Barkindo Laments Contradictions in Global Push for Cleaner Fuels

Emmanuel Addeh

Secretary General of the Organisation of Petroleum Exporting Countries (OPEC), Dr Sanusi Barkindo, has bemoaned the contradictions in the world’s richest countries’ call for more oil production and at the same time stopping investment in the sector.

In a keynote address at the Atlantic Council Global Energy Forum in Washington DC, United States, the Nigerian-born OPEC chief insisted that the world needed to ensure that energy remains affordable for all.

 In addition, the outgoing Secretary General stated that there was the need to transition to a more inclusive, fair, and equitable world in which every person has access to energy as referenced in UN Sustainable Development Goal 7.

While admitting that countries should reduce emissions, however he maintained that oil has a role to play in each part of the process.

He reiterated that to put energy demand growth in some context, OPEC continues to see global energy demand rising by 28 per cent in the period by 2045, clearly requiring huge investments.

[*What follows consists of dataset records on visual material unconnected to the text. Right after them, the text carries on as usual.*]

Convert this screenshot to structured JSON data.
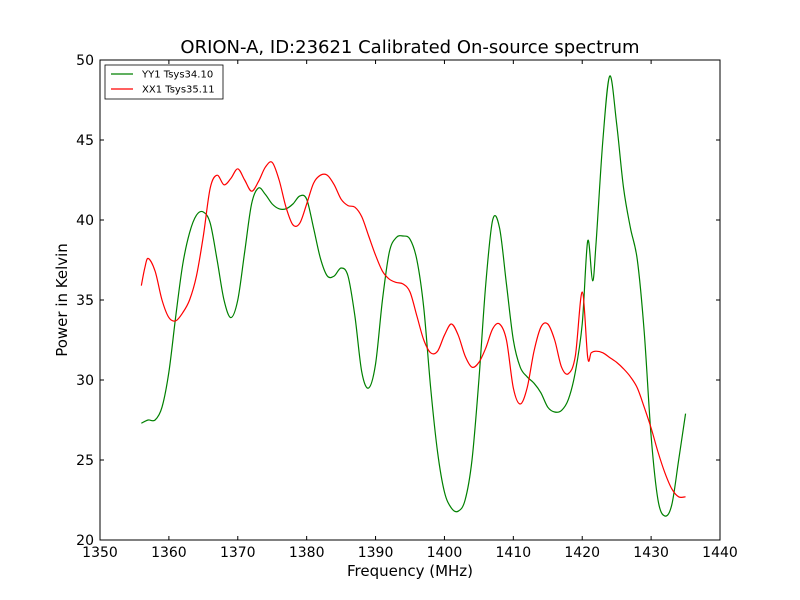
{
  "chart_data": {
    "type": "line",
    "title": "ORION-A, ID:23621 Calibrated On-source spectrum",
    "xlabel": "Frequency (MHz)",
    "ylabel": "Power in Kelvin",
    "xlim": [
      1350,
      1440
    ],
    "ylim": [
      20,
      50
    ],
    "xticks": [
      1350,
      1360,
      1370,
      1380,
      1390,
      1400,
      1410,
      1420,
      1430,
      1440
    ],
    "yticks": [
      20,
      25,
      30,
      35,
      40,
      45,
      50
    ],
    "grid": false,
    "legend_position": "top-left",
    "series": [
      {
        "name": "YY1 Tsys34.10",
        "color": "#008000",
        "x": [
          1356,
          1357,
          1358,
          1359,
          1360,
          1361,
          1362,
          1363,
          1364,
          1365,
          1366,
          1367,
          1368,
          1369,
          1370,
          1371,
          1372,
          1373,
          1374,
          1375,
          1376,
          1377,
          1378,
          1379,
          1380,
          1381,
          1382,
          1383,
          1384,
          1385,
          1386,
          1387,
          1388,
          1389,
          1390,
          1391,
          1392,
          1393,
          1394,
          1395,
          1396,
          1397,
          1398,
          1399,
          1400,
          1401,
          1402,
          1403,
          1404,
          1405,
          1406,
          1407,
          1408,
          1409,
          1410,
          1411,
          1412,
          1413,
          1414,
          1415,
          1416,
          1417,
          1418,
          1419,
          1420,
          1420.8,
          1421.5,
          1422,
          1423,
          1424,
          1425,
          1426,
          1427,
          1428,
          1429,
          1430,
          1431,
          1432,
          1433,
          1434,
          1435
        ],
        "y": [
          27.3,
          27.5,
          27.5,
          28.3,
          30.5,
          34,
          37.2,
          39.2,
          40.3,
          40.5,
          39.8,
          37.5,
          35,
          33.9,
          35,
          38,
          41,
          42,
          41.6,
          41,
          40.7,
          40.7,
          41,
          41.5,
          41.3,
          39.5,
          37.6,
          36.5,
          36.5,
          37,
          36.5,
          34,
          30.5,
          29.5,
          31,
          35,
          38,
          38.9,
          39,
          38.8,
          37.5,
          34.5,
          29.5,
          25.5,
          23,
          22,
          21.8,
          22.5,
          25,
          30,
          36,
          40,
          39.5,
          36,
          32.5,
          30.8,
          30.2,
          29.8,
          29.2,
          28.3,
          28,
          28.1,
          28.8,
          30.5,
          33.5,
          38.7,
          36.2,
          38.5,
          45,
          49,
          46,
          42,
          39.5,
          37.5,
          33,
          26.5,
          22.5,
          21.5,
          22.2,
          25,
          27.9
        ]
      },
      {
        "name": "XX1 Tsys35.11",
        "color": "#ff0000",
        "x": [
          1356,
          1356.5,
          1357,
          1358,
          1359,
          1360,
          1361,
          1362,
          1363,
          1364,
          1365,
          1366,
          1367,
          1368,
          1369,
          1370,
          1371,
          1372,
          1373,
          1374,
          1375,
          1376,
          1377,
          1378,
          1379,
          1380,
          1381,
          1382,
          1383,
          1384,
          1385,
          1386,
          1387,
          1388,
          1389,
          1390,
          1391,
          1392,
          1393,
          1394,
          1395,
          1396,
          1397,
          1398,
          1399,
          1400,
          1401,
          1402,
          1403,
          1404,
          1405,
          1406,
          1407,
          1408,
          1409,
          1410,
          1411,
          1412,
          1413,
          1414,
          1415,
          1416,
          1417,
          1418,
          1419,
          1420,
          1420.8,
          1421.3,
          1422,
          1423,
          1424,
          1425,
          1426,
          1427,
          1428,
          1429,
          1430,
          1431,
          1432,
          1433,
          1434,
          1435
        ],
        "y": [
          35.9,
          37,
          37.6,
          36.8,
          35,
          33.9,
          33.7,
          34.2,
          35,
          36.5,
          39,
          42,
          42.8,
          42.2,
          42.6,
          43.2,
          42.5,
          41.8,
          42.4,
          43.3,
          43.6,
          42.5,
          40.8,
          39.7,
          39.8,
          41,
          42.3,
          42.8,
          42.8,
          42.2,
          41.3,
          40.9,
          40.8,
          40.2,
          39,
          37.8,
          36.8,
          36.3,
          36.1,
          36,
          35.5,
          34,
          32.5,
          31.7,
          31.8,
          32.8,
          33.5,
          32.8,
          31.5,
          30.8,
          31.1,
          32,
          33.2,
          33.5,
          32.5,
          29.5,
          28.5,
          29.5,
          31.8,
          33.3,
          33.5,
          32.5,
          30.8,
          30.4,
          31.5,
          35.5,
          31.4,
          31.7,
          31.8,
          31.7,
          31.4,
          31.1,
          30.7,
          30.2,
          29.5,
          28.3,
          27,
          25.5,
          24.2,
          23.2,
          22.7,
          22.7
        ]
      }
    ]
  }
}
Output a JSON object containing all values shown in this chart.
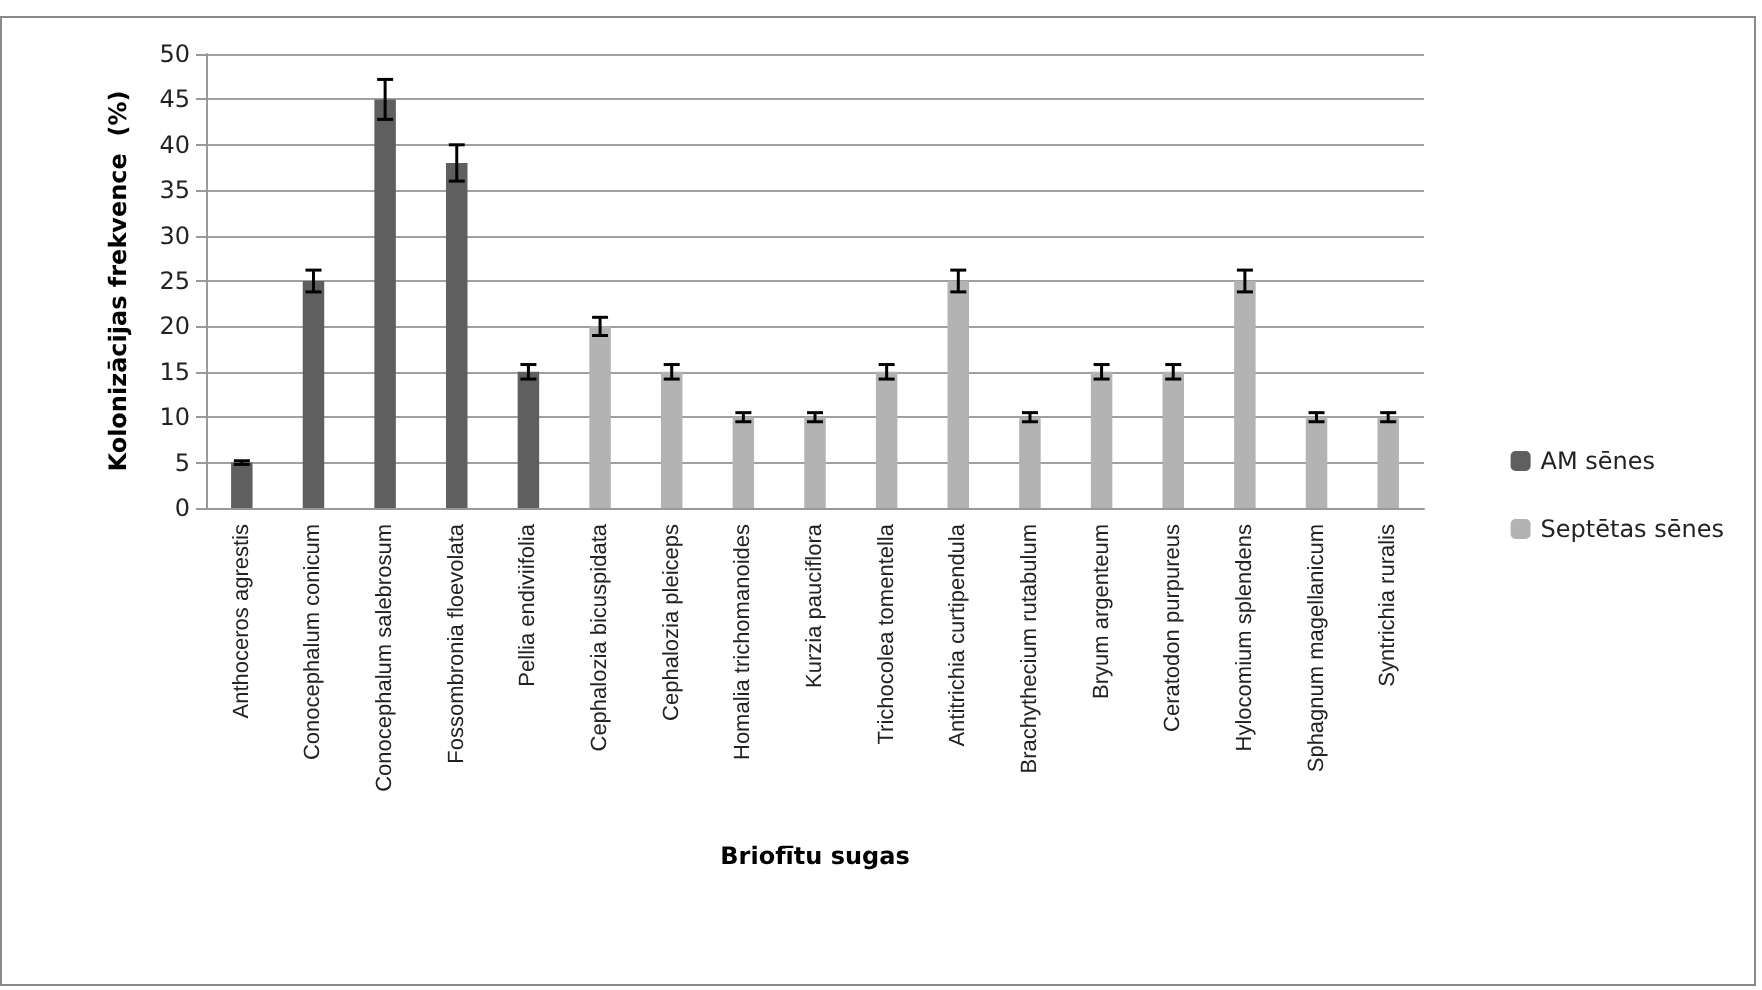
{
  "chart_data": {
    "type": "bar",
    "xlabel": "Briofītu sugas",
    "ylabel": "Kolonizācijas frekvence  (%)",
    "categories": [
      "Anthoceros agrestis",
      "Conocephalum conicum",
      "Conocephalum salebrosum",
      "Fossombronia floevolata",
      "Pellia endiviifolia",
      "Cephalozia bicuspidata",
      "Cephalozia pleiceps",
      "Homalia trichomanoides",
      "Kurzia pauciflora",
      "Trichocolea tomentella",
      "Antitrichia curtipendula",
      "Brachythecium rutabulum",
      "Bryum argenteum",
      "Ceratodon purpureus",
      "Hylocomium splendens",
      "Sphagnum magellanicum",
      "Syntrichia ruralis"
    ],
    "series": [
      {
        "name": "AM sēnes",
        "color": "#5f5f5f",
        "values": [
          5,
          25,
          45,
          38,
          15,
          null,
          null,
          null,
          null,
          null,
          null,
          null,
          null,
          null,
          null,
          null,
          null
        ],
        "errors": [
          0.2,
          1.2,
          2.2,
          2,
          0.8,
          null,
          null,
          null,
          null,
          null,
          null,
          null,
          null,
          null,
          null,
          null,
          null
        ]
      },
      {
        "name": "Septētas sēnes",
        "color": "#b3b3b3",
        "values": [
          null,
          null,
          null,
          null,
          null,
          20,
          15,
          10,
          10,
          15,
          25,
          10,
          15,
          15,
          25,
          10,
          10
        ],
        "errors": [
          null,
          null,
          null,
          null,
          null,
          1,
          0.8,
          0.5,
          0.5,
          0.8,
          1.2,
          0.5,
          0.8,
          0.8,
          1.2,
          0.5,
          0.5
        ]
      }
    ],
    "ylim": [
      0,
      50
    ],
    "yticks": [
      0,
      5,
      10,
      15,
      20,
      25,
      30,
      35,
      40,
      45,
      50
    ],
    "grid": "y",
    "legend": "right"
  }
}
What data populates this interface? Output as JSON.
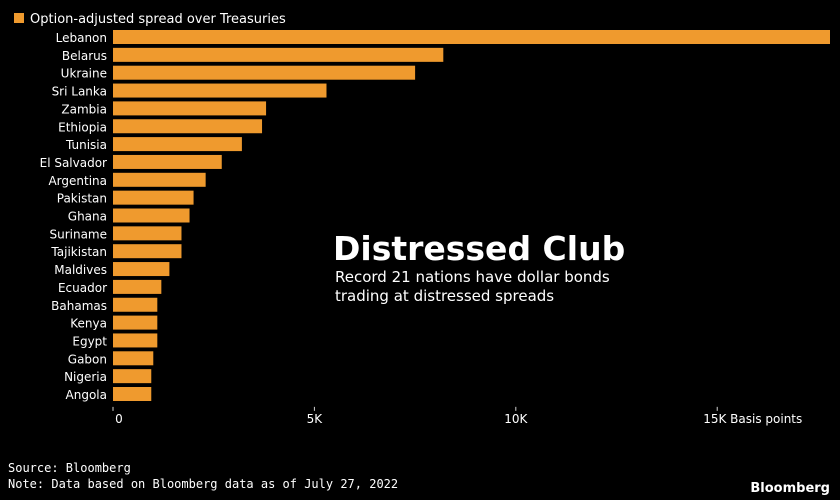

In the same vein, he repeated that the oil industry alone, the OPEC World Oil Outlook sees required investments totalling $11.8 trillion through to 2045. 

Barkindo said that these investments are essential for both producers and consumers, particularly given the huge investment drop of 30 per cent seen in 2020.

“More energy, more investments are required.  However, we also hear conflicting statements on these issues as exhibited most recently by the G7 Ministers of Climate, Energy and the Environment.

“They called for oil and gas producing countries, including reference to OPEC, to play a key role in ensuring stable and sustainable global energy supplies, but at the same time committed themselves to end financing for most overseas fossil fuel projects by the end of 2022. I think there is a saying in English: ‘you can’t have your cake and eat it.’

“To put it simply: if investments are not made globally, if the capital does not flow, and at the same time if consumers are still demanding the product, we could see further major energy insecurity in various forms,” he argued.